Le matin faisant dans les huit heures,

Dans le hall de l'hôtel se déroulait le rituel des clients

Qui se bousculent devant le comptoir de la réception.

Les uns qui arrivent et les autres qui partent, mais tous pressés.

Partout des odeurs de parfum,

Des tenues soignées et des rires nerveux,

Des valises et des sacs de toutes dimensions, de toutes couleurs.

Dehors il faisait froid comme il peut faire froid au Québec,

Un froid qui fige tout, qui ne pardonne pas.
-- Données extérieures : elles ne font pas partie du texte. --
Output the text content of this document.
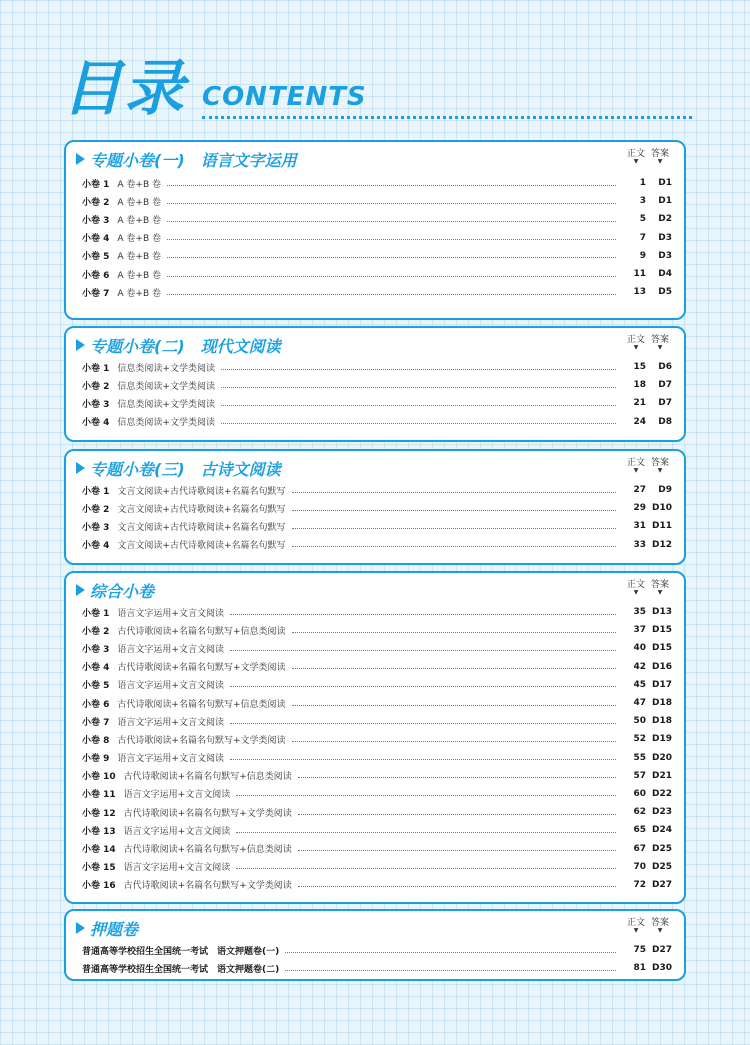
目录 CONTENTS
专题小卷(一)　语言文字运用	正文 答案
▼	▼
小卷 1 A 卷+B 卷	1	D1
小卷 2 A 卷+B 卷	3	D1
小卷 3 A 卷+B 卷	5	D2
小卷 4 A 卷+B 卷	7	D3
小卷 5 A 卷+B 卷	9	D3
小卷 6 A 卷+B 卷	11	D4
小卷 7 A 卷+B 卷	13	D5
专题小卷(二)　现代文阅读	正文 答案
▼	▼
小卷 1 信息类阅读+文学类阅读	15	D6
小卷 2 信息类阅读+文学类阅读	18	D7
小卷 3 信息类阅读+文学类阅读	21	D7
小卷 4 信息类阅读+文学类阅读	24	D8
专题小卷(三)　古诗文阅读	正文 答案
▼	▼
小卷 1 文言文阅读+古代诗歌阅读+名篇名句默写	27	D9
小卷 2 文言文阅读+古代诗歌阅读+名篇名句默写	29 D10
小卷 3 文言文阅读+古代诗歌阅读+名篇名句默写	31 D11
小卷 4 文言文阅读+古代诗歌阅读+名篇名句默写	33 D12
综合小卷	正文 答案
▼	▼
小卷 1 语言文字运用+文言文阅读	35 D13
小卷 2 古代诗歌阅读+名篇名句默写+信息类阅读	37 D15
小卷 3 语言文字运用+文言文阅读	40 D15
小卷 4 古代诗歌阅读+名篇名句默写+文学类阅读	42 D16
小卷 5 语言文字运用+文言文阅读	45 D17
小卷 6 古代诗歌阅读+名篇名句默写+信息类阅读	47 D18
小卷 7 语言文字运用+文言文阅读	50 D18
小卷 8 古代诗歌阅读+名篇名句默写+文学类阅读	52 D19
小卷 9 语言文字运用+文言文阅读	55 D20
小卷 10 古代诗歌阅读+名篇名句默写+信息类阅读	57 D21
小卷 11 语言文字运用+文言文阅读	60 D22
小卷 12 古代诗歌阅读+名篇名句默写+文学类阅读	62 D23
小卷 13 语言文字运用+文言文阅读	65 D24
小卷 14 古代诗歌阅读+名篇名句默写+信息类阅读	67 D25
小卷 15 语言文字运用+文言文阅读	70 D25
小卷 16 古代诗歌阅读+名篇名句默写+文学类阅读	72 D27
押题卷	正文 答案
▼	▼
普通高等学校招生全国统一考试　语文押题卷(一)	75 D27
普通高等学校招生全国统一考试　语文押题卷(二)	81 D30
Je sortis de l'hôtel quelques instants pour m'oxygéner.

Un revenant, je lui ouvris la porte. Elle sortait de l'hôtel.

Je la voyais pour la première fois, mais je la cherchais

depuis toujours. Les cheveux étaient noirs,

les yeux bleus — la tenue désinvolte, avec

un sourire rouge aux lèvres — un sourire qui cherchait sa raison.

C'était celle que j'aurais toujours voulu connaître.
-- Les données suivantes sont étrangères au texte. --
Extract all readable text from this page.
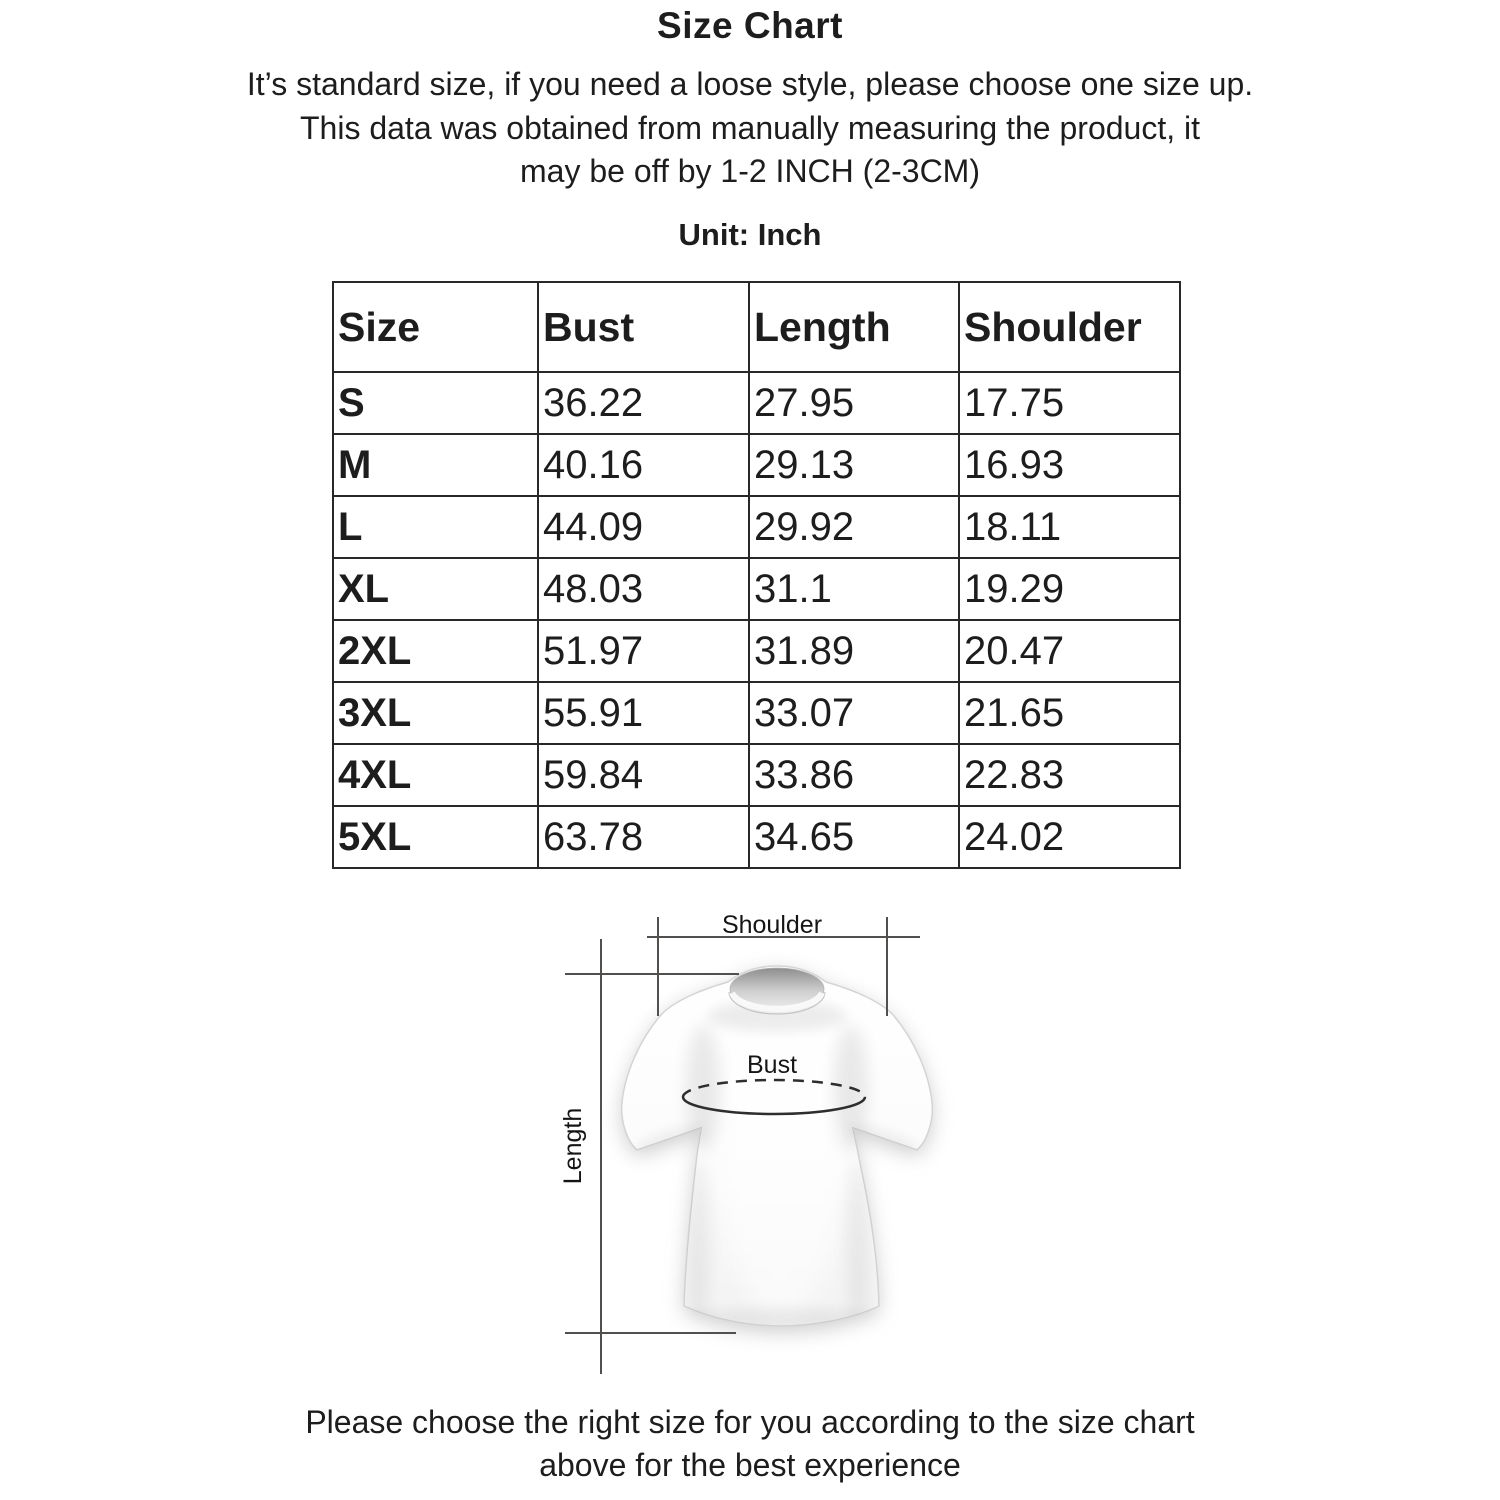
Size Chart
It’s standard size, if you need a loose style, please choose one size up.
This data was obtained from manually measuring the product, it
may be off by 1-2 INCH (2-3CM)
Unit: Inch
Size	Bust	Length	Shoulder
S	36.22	27.95	17.75
M	40.16	29.13	16.93
L	44.09	29.92	18.11
XL	48.03	31.1	19.29
2XL	51.97	31.89	20.47
3XL	55.91	33.07	21.65
4XL	59.84	33.86	22.83
5XL	63.78	34.65	24.02
Shoulder
Length
Bust
Please choose the right size for you according to the size chart
above for the best experience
C'était mon âme-soeur. Elle le savait aussi.

Pendant un instant, ses gestes devinrent faux.

Nous voulions que le temps s'arrête pour nous donner une raison

de nous parler.

Elle me regarde sans raison, sauf celle de plonger ses yeux

dans les miens — bien profondément.

La porte de son taxi s'ouvrit. Elle y prit place.

Je ne la reverrai plus jamais. Je pleurais et elle le savait...

 

Au travers de mon verre

 

J'ai écrit cent pages.

Y ai enfoui des anges bleus

Vêtus en baladins du ciel.

 

Aussi des lutins en fleurs,

Héros de contes d'enfants blonds.

 

N'ai pas oublié mille fantassins de rêve

Armés d'arc aux flèches d'argent

Derrière un beau général de vingt ans

Aux longs cheveux tout noirs.

 

J'ai aussi donné le souffle de vie

À une fée toute vêtue de bleue

Portant nuages à ses pieds.

 

Oui, j'ai créé tout un monde irréel

De polichinelles merveilleux,

Un monde que je rejoins par l'imagination

Et où je me sens bien.

 

Un monde que je veux réel,

Un monde si beau, si bon

Et que je perçois clairement

À travers mon grand verre de porto.

Un monde beau qui périra demain

Quand cessera le porto...

 

On s'a

 

On ne sait pas comment

 Une si douce chose

Peut durer aussi longtemps

Et pourtant... On s'a.

 

Malgré les tempêtes que soufflent les ans

Et les fleurs qui arrosent le jardin de la vie

Et quelque fois

Malgré toi,

Malgré moi,

Malgré nous deux,

Dieu merci, On s'a.

 

Ça a commencé

Au coeur de notre jeunesse,

Puis on s'est tenu la main,

Marée haute, marée basse,

Jusqu'aux premiers cheveux blancs.

Plus apparaissent les rides,

Plus on se ressemble — c'est le moule de la vieillesse.

Faut bien rire Puisqu'on s'a.

 

Quelquefois il nous semblait

Que l'on ne se reverrait plus

 Passée la croisée des chemins.

Un nuage te poussait à droite

Et ma boussole me montrait la gauche.

C'est en fermant les yeux

Qu'on a suivi le même chemin

Et c'est ainsi qu'aujour'hui encore

On s'a.

 

Les jeunes nous voient passer

Surpris de voir deux vieux amoureux

Marchant heureux, bras dessus, bras dessous.

Aujourd'hui, que voulez-vous,

Chez les amoureux, L'amour n'a plus longue vie.

Mais ce n'est pas notre cas

Puisqu'on s'a.

 

Viendra bien

Le jour maudit

Où l'un des deux disparaîtra.

Celui qui restera

Viendra porter une rose

Où l'autre repose en disant :

«Attends-moi, ne t'en fais pas Bientôt — on s'aura».

 

 Un 4 mars

Une journée du 4 mars

Barbouillée de gros flocons de neige mouillée

Avec des morceaux de froid

Tombant lourdement sur des passants courbés.

 

C'est triste à trois heures de l'après-midi

Une journée de 4 mars de chaque année

En pensant à la neige de demain

Qui viendra s'ajouter à celle d'hier.

C'est froid,

Des larmes gelées

Sur les joues toutes rouges,

Des larmes d'une âme troublée

Cherchant de la chaleur

Dans le froid de tes yeux.

Même le feu de la cheminée

Semble avoir froid.

Ses tisons sont de glace rouge.

C'est le feu de la neige.

Une journée du 4 mars

Après ton départ pour toujours

C'est long

            C'est triste

                        Et c'est froid.